Pośród różnych pomysłów na zniszczenie systemu sądownictwa w Polsce pewną rolę odgrywała idea powołania ławników do Sądu Najwyższego (do dziś mam koszulkę z cytatem z kandydatki do tego urzędu: „Jeśli chodzi o prawo, to mogę doczytać”), a także utworzenia sądów pokoju, które zgodnie z zapowiedzią samego prezesa miały przypominać sądy pokoju jedynie z nazwy. Jak jednak ku swojej konsternacji odkryła obecna władza, jeżeli taki pomysł weźmie się na poważnie, wybory mogą się rzeczywiście skończyć wybraniem kogoś, a ów ktoś niekoniecznie będzie tym, kogo władza sobie życzy.
Władza zdobyła nowe doświadczenie z wybranymi właśnie ławnikami do Sądu Najwyższego. W znakomitej większości są to członkowie KOD. I władza zrozumiała: jeżeli wprowadzi się sądy pokoju i dopuści, by ich skład wybierano, to w mieście sędziami pokoju zostaną koderzy, a na wsi członkowie PSL. Dlatego sądy pokoju nie mogą być sądami pokoju.
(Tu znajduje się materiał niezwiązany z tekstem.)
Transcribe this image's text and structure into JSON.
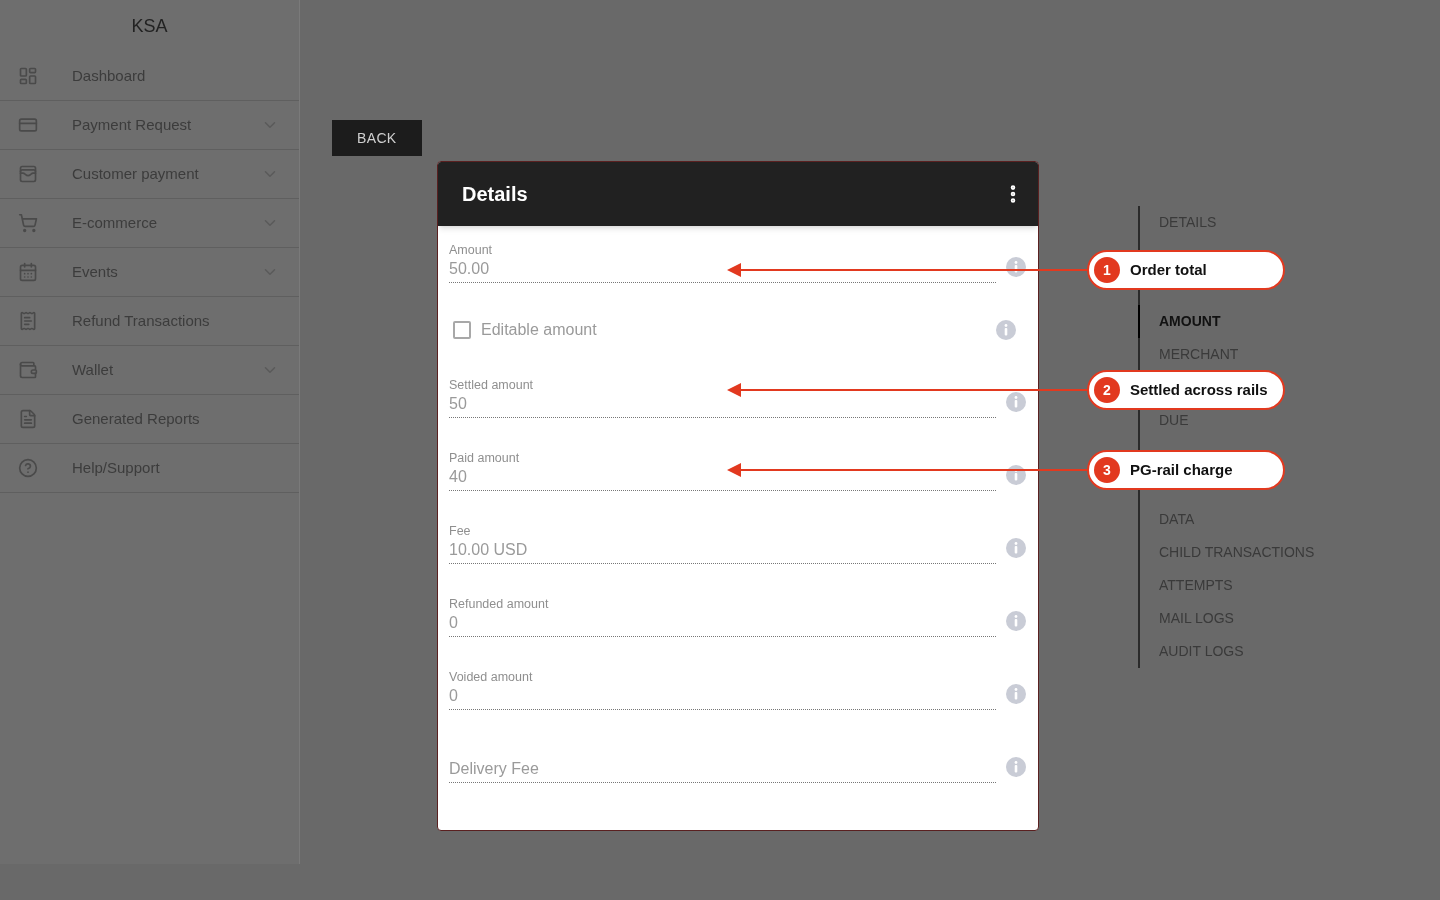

Na to zidentyfikowane przez lotnego ministra sprawiedliwości niebezpieczeństwo odpowiedź jest jedna: na końcu musi być KRS. KRS zapewni, że wybrani sędziowie pokoju będą pochodzili ze środowisk, które władza lubi. Wtedy dopiero można wykuć kompromis z Kukizem.
Ta historia ucierania się kompromisów w cuchnącym nieco łonie rządzących Polską przynosi jedną ważną informację: KOD jest organizacją, której władza naprawdę się boi. Od początku PiS-owskich rządów KOD jest ruchem, który nie pozwolił się tej władzy zalegalizować. I KOD ma wielki udział w tym, że w Polsce dyktatura się nie przyjęła. Szkoda, że czasem o tej wielkiej zasłudze KOD dla Polski musi nam przypominać Ziobro.
Felieton jest wyrazem opinii autora. Nie prezentuje stanowiska ZR Małopolskie.